People of varied ages held up signs that read things like “Abolish ICE,” “We love our immigrant neighbors,” “We the people are all immigrants” and “Stop the hate.” Some signs were written in Spanish, with phrases like “Estamos Contigo,” which translates to “We are on your side.”
The protest was organized by Cape May County Indivisible, an activist group that Sandy Bove, a protest leader, said stands for “social, racial and environmental justice.” The group was inactive for most of 2024, but Bove said that Wednesday’s protest marks the first of many actions it will take in 2025.
Bove said that Cape May County Indivisible is passing out pamphlets and cards across the Cape to help immigrants and business owners know their rights in the event of an ICE confrontation.
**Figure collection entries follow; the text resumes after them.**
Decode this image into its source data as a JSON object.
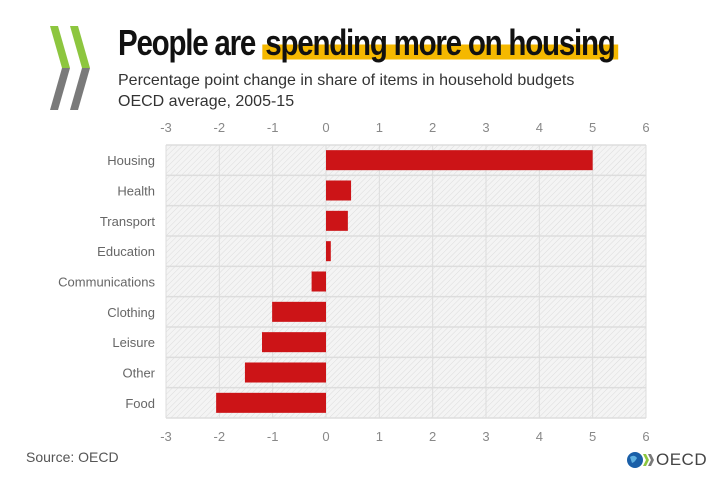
{
  "header": {
    "title_plain": "People are",
    "title_highlight": "spending more on housing",
    "subtitle_line1": "Percentage point change in share of items in household budgets",
    "subtitle_line2": "OECD average, 2005-15"
  },
  "footer": {
    "source": "Source: OECD",
    "logo_text": "OECD"
  },
  "colors": {
    "bar": "#cc1417",
    "highlight": "#f5b800",
    "logo_green": "#8dc63f",
    "logo_gray": "#7a7a7a"
  },
  "chart_data": {
    "type": "bar",
    "orientation": "horizontal",
    "title": "People are spending more on housing",
    "subtitle": "Percentage point change in share of items in household budgets, OECD average, 2005-15",
    "categories": [
      "Housing",
      "Health",
      "Transport",
      "Education",
      "Communications",
      "Clothing",
      "Leisure",
      "Other",
      "Food"
    ],
    "values": [
      5.0,
      0.47,
      0.41,
      0.09,
      -0.27,
      -1.01,
      -1.2,
      -1.52,
      -2.06
    ],
    "xlim": [
      -3,
      6
    ],
    "xticks": [
      "-3",
      "-2",
      "-1",
      "0",
      "1",
      "2",
      "3",
      "4",
      "5",
      "6"
    ],
    "grid": true,
    "xlabel": "",
    "ylabel": ""
  }
}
She held a megaphone and led protesters in chants as vehicles whizzed by. Many protesters declined to comment, wore face coverings and generally expressed concern about the hostility they might face from those sympathetic to the Trump administration.

One truck driver stuck his head out his window to yell: “Go back to Mexico then b—–, if you like it so much. This is Trump country.” Remarks like that were common during the protest, but just as many drivers “friendly honked” and showed support for the group, Bove said.
The demonstration took place on the same day as nationwide protests against the Trump administration, unified under the hashtag #50501, but none of the organizers at the Rio Grande protest linked their effort to the wider movement.
Kit Marlowe, from Lower Township, told the Herald that he showed up to express frustration with the Trump administration’s asylum freeze.

He told the Herald: “I want to protest the Trump administration’s heavy-handed enforcement of immigration policy. It violates the policy of asylum that several international treaties obligate us to observe. We must comply with contracts we sign; treaties are contracts among nations.”
Other protesters spoke of “immigrants” in a broad sense. One woman, who declined to give her name, said she is visiting the Cape to check in on her second home and wants immigrants to feel safe. Another protester, when asked why he showed up, simply said, “Isn’t it obvious?”
Kirsten Ewing, owner of a tattoo shop in West Cape May, said that the Trump administration’s rhetoric makes immigrant communities, legal or otherwise, feel unwelcome. She compared the rhetoric and actions of ICE to Nazi Germany and said that at least 20 vehicles had heckled or yelled at the protest group in some way since the action began 45 minutes earlier.
Ewing said that Trump’s call for the largest deportation campaign in American history is “aggressive, dangerous and dehumanizing.”
“I’m trying to support local immigrants – they’re our neighbors,” she said. “I want to make other people curious about helping their neighbors.”